A multi-archive adaptation of ACO ${}_{\mathbb{R}}$ (Section 6), which is used to optimize the class-based feature weights in the $k$ nearest neighbours classifier, the distance-based nearest-neighbours ( $d$ -NN) classifier and the Gaussian kernel estimator (GKE) nearest neighbours classifier, as well as the key classifier parameter in each of these classifiers, i.e. $k$ in $k$ -NN, $d$ in $d$ -NN, and $\sigma$ in GKE.

The use of an ensemble of classifiers based on the ACO population (Section 7).
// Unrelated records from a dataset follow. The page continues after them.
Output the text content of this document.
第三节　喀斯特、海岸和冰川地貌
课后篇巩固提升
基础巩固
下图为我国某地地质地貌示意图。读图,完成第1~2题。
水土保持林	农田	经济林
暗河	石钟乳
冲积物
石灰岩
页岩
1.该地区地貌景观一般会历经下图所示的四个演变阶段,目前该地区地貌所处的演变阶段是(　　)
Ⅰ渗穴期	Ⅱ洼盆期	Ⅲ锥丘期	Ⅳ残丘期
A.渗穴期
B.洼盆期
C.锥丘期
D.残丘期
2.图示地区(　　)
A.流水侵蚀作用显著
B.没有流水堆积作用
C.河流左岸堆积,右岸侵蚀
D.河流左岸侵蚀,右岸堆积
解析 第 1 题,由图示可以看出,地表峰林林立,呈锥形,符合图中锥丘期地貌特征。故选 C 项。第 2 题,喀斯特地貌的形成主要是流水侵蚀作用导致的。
Rather than using the best constructed solution as the final output classifier of the ACO algorithm, we treat the entire final ACO population as an ensemble of classifiers, employing a majority vote to determine the final predicted class label.

An extensive experimental evaluation, using 36 benchmark datasets and a rigorous 10-times 10-fold cross-validation regimen, of our six proposed algorithms, in addition to the CIW-NN algorithm [21], a state-of-the-art coevolutionary algorithm. As mentioned in Section 3, Derrac et al. [21] have compared CIW-NN to a large number of competing approaches from the literature and found it to have superior predictive accuracy.

In general, from the results presented in Section 9, we observe that none of the seven algorithms compared in Table 9 performed better than the others on all datasets. For each algorithm, there was at least one dataset for which it had the highest predictive accuracy, and at least one dataset for which it had the lowest predictive accuracy.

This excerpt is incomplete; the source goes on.